One-Roof Clone Axis/Topic — 01 Production & Clone Safety Gates (PASS)
01 — Production & Clone Safety Gates (Hard Gate 0)
Verdict: PASS. Production proven read-only-safe and byte-unchanged across the run; clone proven isolated, seeded, bounded, and reversible.
Channels (and the isolation that makes this safe)
| DB | Channel | Mutability |
|---|---|---|
production directus |
query_pg MCP (read-only role, READ ONLY txn, 5s timeout, LIMIT 500) |
read-only by construction — cannot DDL/DML |
clone directus_gov_test_20260602 |
ssh contabo docker exec -i postgres psql -U workflow_admin -d directus_gov_test_20260602 -f - |
read+write; every mutating script self-guards current_database() LIKE 'directus_gov_test_%' |
The query_pg allowlist is ['directus','incomex_metadata','workflow'] — it cannot even see the clone. So the two channels are physically incapable of crossing: production proof is read-only-only; clone mutation rides a separate ssh channel that refuses to run anywhere but a clone DB. There is no single channel that can both read production and write it.
Production read-only check (entry, 2026-06-03)
| # | check | required | actual |
|---|---|---|---|
| 1 | production DB = directus |
directus | directus ✓ |
| 2 | ownership rows = 0 | 0 | 0 ✓ |
| 3 | gap = 210 | 210 | 210 ✓ |
| 4 | os_proposal_approvals = 0 |
0 | 0 ✓ |
| 5 | governance event emit = 0 | 0 | 0 ✓ |
| 6 | axis tables absent | 0 | 0 ✓ |
| 7 | candidate/ruleset/worker state | 0/0/0 | 0/0/0 ✓ |
| 8 | idle-in-transaction = 0 | 0 | 0 ✓ |
| 9 | no production write channel opened | — | none (query_pg read-only) ✓ |
Clone safety check (entry)
| # | check | required | actual |
|---|---|---|---|
| 1 | clone DB = directus_gov_test_20260602 |
yes | yes ✓ |
| 2 | clone isolated from app traffic | yes | separate DB in same instance; no app retargeting ✓ |
| 3 | ownership seed + 100% collection coverage from prior run | own≥1, gap 0 | own 30, gap 0 ✓ |
| 4 | scanner candidate state bounded/idempotent | bounded | candidate_state 5 / candidate_object 35, cursor 1 ✓ |
| 5 | event dispatch inert | 0 gov emit | 0 ✓ |
| 6 | rollback/drop plan exists | yes | sql/Z_axis_substrate_drop_clone.sql (written before first commit) ✓ |
| 7 | axis tables absent/known | absent | 0 (clean slate) ✓ |
| 8 | no uncontrolled worker loop | none | no daemon; scans are single deterministic passes ✓ |
Production re-verification (exit)
db=directus · ownership 0 · gap 210 · ospa 0 · gov_emit 0 · axis_tables 0 · candidate_state 0 · idle 0 — identical to entry. The clone build did not, and structurally could not, touch production.
Why persistent clone commits were authorized here (vs prototype's withhold)

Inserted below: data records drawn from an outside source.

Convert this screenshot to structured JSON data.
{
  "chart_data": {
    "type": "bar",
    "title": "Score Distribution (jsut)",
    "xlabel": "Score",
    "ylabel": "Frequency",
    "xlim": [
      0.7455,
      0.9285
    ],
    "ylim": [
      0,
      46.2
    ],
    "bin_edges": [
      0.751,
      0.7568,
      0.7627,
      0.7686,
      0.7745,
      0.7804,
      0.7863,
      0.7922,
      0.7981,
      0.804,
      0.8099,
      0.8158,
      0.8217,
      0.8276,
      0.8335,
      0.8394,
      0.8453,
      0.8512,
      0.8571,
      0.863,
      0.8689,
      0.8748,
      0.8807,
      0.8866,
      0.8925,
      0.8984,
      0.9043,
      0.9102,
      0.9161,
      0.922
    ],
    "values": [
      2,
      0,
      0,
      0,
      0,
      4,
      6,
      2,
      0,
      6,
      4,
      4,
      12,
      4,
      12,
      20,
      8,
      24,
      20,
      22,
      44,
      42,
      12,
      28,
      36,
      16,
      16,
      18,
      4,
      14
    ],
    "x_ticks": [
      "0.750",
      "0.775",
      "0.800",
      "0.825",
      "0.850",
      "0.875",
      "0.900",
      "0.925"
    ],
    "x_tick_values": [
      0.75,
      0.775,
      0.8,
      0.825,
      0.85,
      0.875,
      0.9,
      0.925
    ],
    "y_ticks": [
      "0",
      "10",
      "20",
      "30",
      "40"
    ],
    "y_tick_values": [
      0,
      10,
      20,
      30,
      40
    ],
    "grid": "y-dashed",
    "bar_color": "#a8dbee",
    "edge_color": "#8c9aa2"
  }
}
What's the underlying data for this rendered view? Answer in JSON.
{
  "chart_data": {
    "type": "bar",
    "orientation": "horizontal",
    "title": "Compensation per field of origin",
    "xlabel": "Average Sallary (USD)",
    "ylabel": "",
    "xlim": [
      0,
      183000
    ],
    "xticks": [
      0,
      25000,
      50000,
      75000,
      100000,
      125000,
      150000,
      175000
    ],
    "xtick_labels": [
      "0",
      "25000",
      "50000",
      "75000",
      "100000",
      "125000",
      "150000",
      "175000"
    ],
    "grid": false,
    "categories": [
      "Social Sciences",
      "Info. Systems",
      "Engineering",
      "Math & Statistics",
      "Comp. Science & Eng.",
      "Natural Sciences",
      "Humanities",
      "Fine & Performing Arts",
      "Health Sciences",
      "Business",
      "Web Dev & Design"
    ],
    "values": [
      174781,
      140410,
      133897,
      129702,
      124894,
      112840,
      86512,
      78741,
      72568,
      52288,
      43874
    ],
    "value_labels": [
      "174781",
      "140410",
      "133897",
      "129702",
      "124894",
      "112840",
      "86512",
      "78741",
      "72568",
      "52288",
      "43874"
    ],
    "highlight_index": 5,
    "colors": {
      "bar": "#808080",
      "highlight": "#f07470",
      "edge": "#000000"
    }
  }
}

The prototype withheld commit to avoid a misleading "island" schema implying an un-ratified ownership-model change. This run removes that objection two ways: (1) the mission explicitly authorizes persistent clone commits when isolated, reversible, and TEST_CLONE-marked; (2) the build uses a parallel axis_object_ownership table instead of ALTERing governance_object_ownership, so no pre-existing structure is changed and the existing pipeline is provably byte-intact. The "island" is therefore a clearly-labelled, self-contained, droppable test artifact on a non-production DB — not a silent schema mutation.